O quebrador de rótulos
Vestido com um blusão de couro (preto) em cima de um velho suéter (preto), com o cigarro pendurado nos lábios: Guillaume Perret contradiz os clichês do saxofonista saído (brilhantemente) do conservatório. Ele já correu o mundo, desde os inferninhos suíços às jam-sessions de Nova Iorque. O seu som auto-didata é claramente identificável. O seu primeiro álbum, Brutalum Voluptuous, foi realizado com o seu grupo Electric Epic e lançado no rótulo Tzadik do jazzman novaiorquino John Zorn, seu fã número um. Primeiros louros para o saxofonista que cresceu ouvindo King Crimson ou Magma, e mistura estilos. Riffs rock, quase metal, se entrechocam com um funk do barulho. Quando certos jornalistas dizem dele que inventou o " jazz metal ", Guillaume acha graça: ele conseguiu sobretudo tirar as teias de aranha de um gênero com a necessária audácia, antes de dinamitar os festivais de jazz deste verão.

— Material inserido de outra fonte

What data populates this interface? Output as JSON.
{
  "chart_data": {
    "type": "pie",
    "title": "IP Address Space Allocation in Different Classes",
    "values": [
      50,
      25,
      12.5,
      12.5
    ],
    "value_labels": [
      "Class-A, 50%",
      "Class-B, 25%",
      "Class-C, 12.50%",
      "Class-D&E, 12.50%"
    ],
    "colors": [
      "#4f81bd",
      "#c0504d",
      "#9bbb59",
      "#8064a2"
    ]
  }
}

No dia 13 de junho no New Morning, Paris 10e, e em 28 de junho no Jazz à la Défense, e em 5 de julho no Jazz à Vienne.


Guizmo

Stakhanovita da rima
Um apartamento, cervejas a mais, uma máquina fotográfica. Guizmo improvisa e anuncia no YouTube que vai realizar um álbum a cada seis meses. Promessa vã ? Não faz o seu gênero : aos 21 anos, Guizmo trabalha mais para escrever mais. "  Agora componho uma peça a cada dois dias ", explica aquele que deu início a essa produção com seu primeiro álbum, Normal, seguido por um segundo, La Banquise : "quero amontuar as moedas quando te convido para um bufê de assonâncias" Um sentido esperto do jogo de palavras que explora os temas clássicos (drogas, garotas, viagens) adicionando o seu sentimento de culpa para com a mãe. Uma obsessão que lhe valeu a sua posição como grande esperança do rap francês, ao lado do grupo 1995.
Le 16 juin na La Maroquinerie, Paris 20e.